A Scottish secondary teacher today told the education secretary that for the first time in a career spanning over 25 years she is regularly using the words “unsafe and abusive” to describe her job.
Earlier in the day - on the first day of the Scottish Secondary Teachers’ Association annual congress, which is taking place in Crieff - Louisa Maestranzi, an art and design teacher from Ayrshire, also said that it had become the norm to be sworn at, with teachers told “every day, if not two or three times a day” to “F-off”.
And Ms Maestranzi was not the only teacher at congress to raise the issue.

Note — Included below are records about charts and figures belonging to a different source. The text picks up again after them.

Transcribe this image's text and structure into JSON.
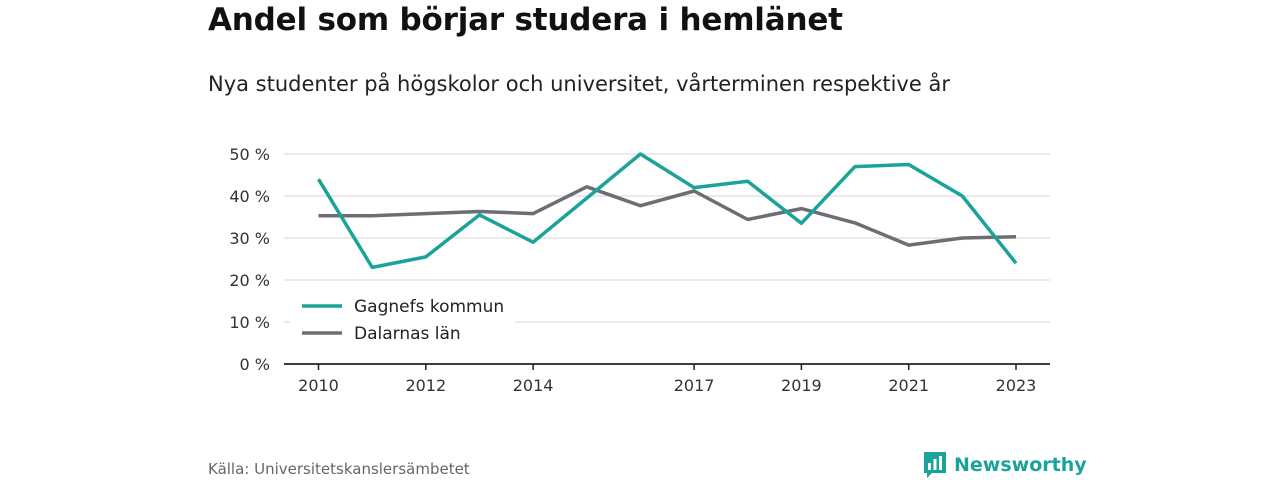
{
  "title": "Andel som börjar studera i hemlänet",
  "subtitle": "Nya studenter på högskolor och universitet, vårterminen respektive år",
  "source": "Källa: Universitetskanslersämbetet",
  "brand": "Newsworthy",
  "colors": {
    "gagnef": "#1aa39a",
    "dalarna": "#6e6d75",
    "grid": "#dddddd",
    "axis": "#222222",
    "brand": "#1aa39a"
  },
  "chart_data": {
    "type": "line",
    "x": [
      2010,
      2011,
      2012,
      2013,
      2014,
      2015,
      2016,
      2017,
      2018,
      2019,
      2020,
      2021,
      2022,
      2023
    ],
    "x_ticks": [
      2010,
      2012,
      2014,
      2017,
      2019,
      2021,
      2023
    ],
    "x_tick_labels": [
      "2010",
      "2012",
      "2014",
      "2017",
      "2019",
      "2021",
      "2023"
    ],
    "y_ticks": [
      0,
      10,
      20,
      30,
      40,
      50
    ],
    "y_tick_labels": [
      "0 %",
      "10 %",
      "20 %",
      "30 %",
      "40 %",
      "50 %"
    ],
    "ylim": [
      0,
      50
    ],
    "grid": true,
    "legend_position": "bottom-left",
    "series": [
      {
        "name": "Gagnefs kommun",
        "color": "#1aa39a",
        "values": [
          44,
          23,
          25.5,
          35.5,
          29,
          39.5,
          50,
          42,
          43.5,
          33.5,
          47,
          47.5,
          40,
          24
        ]
      },
      {
        "name": "Dalarnas län",
        "color": "#6e6d75",
        "values": [
          35.3,
          35.3,
          35.8,
          36.3,
          35.8,
          42.2,
          37.7,
          41.2,
          34.4,
          37,
          33.6,
          28.3,
          30,
          30.3
        ]
      }
    ]
  }
}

The first day of the SSTA congress was dominated by concerns about pupil behaviour - as well as the use of an unproven “mixed bag of interventions” to deal with it and the lack of training for teachers in the strategies they might deploy.
In her address to congress, SSTA president Catherine Nicol said educators in secondary schools had been “hit by a tidal wave of distressed behaviours”.
She said that pupils would “refuse point blank to engage in even the simplest of tasks” like sitting in their allocated seats; that “a critical mass of class members are downright rude to staff and each other”; and that “disrespect and selfishness are the order of the day”.
She said in many schools, teachers are faced with “torrents of verbal abuse during lessons” and that the number of violent incidents reported is increasing.
“There is an increasing sense that classrooms are not safe learning spaces for staff or pupils,” she said.
Responding to Ms Maestranzi - who asked what steps the education secretary was going to take to protect teachers - Ms Gilruth, who addressed congress this afternoon, said: “There is no place in our schools for violent behaviour.”
She acknowledged “there are real challenges in our schools at the current time” and there had been “a shift in behaviour” - although she questioned if the extreme incidents reported in the press represented the “whole picture”.
She said that poor behaviour impacted learning and teaching and “the way you are able to deliver course content”, and that the government would be publishing relationship and behaviour research later this year which would give “the national picture”.
She also said that Education Scotland had carried out a review of how bullying in school is monitored that had flagged issues with reporting and that the next stage of their work would be to disseminate good practice.
However, when asked later by Tes Scotland if she would be providing schools with additional resources to deal with the rise in challenging behaviour, Ms Gilruth said: “There is an assumption that staffing is going to solve this and I just don’t think it is. We need to think about those partners. It’s not just about schools - we expect schools to do so much. We need to think about social work and about these wider partnerships that can feed into schools.
“We’ve got more teachers in our schools than we have ever had, I think, since the 1980s so I’m not necessarily sure it’s always about more teachers. I think it’s about that specialist support and wraparound provision from wider partners.”
But Ms Maestranzi disagreed - when you had issues of internal truancy and pupils wandering the corridors you needed people able to “get them back to a classroom and support them to stay there”.
She told Tes Scotland: “You can’t do it because you are teaching a class; deputes can’t do it because they are meeting a parent. We have not got the people present in the school to actually do the small, regular behaviour support. It’s not having a go at the kids. It’s constantly nurturing and encouraging them like a parent - but we know being a parent takes a lot of time and energy.”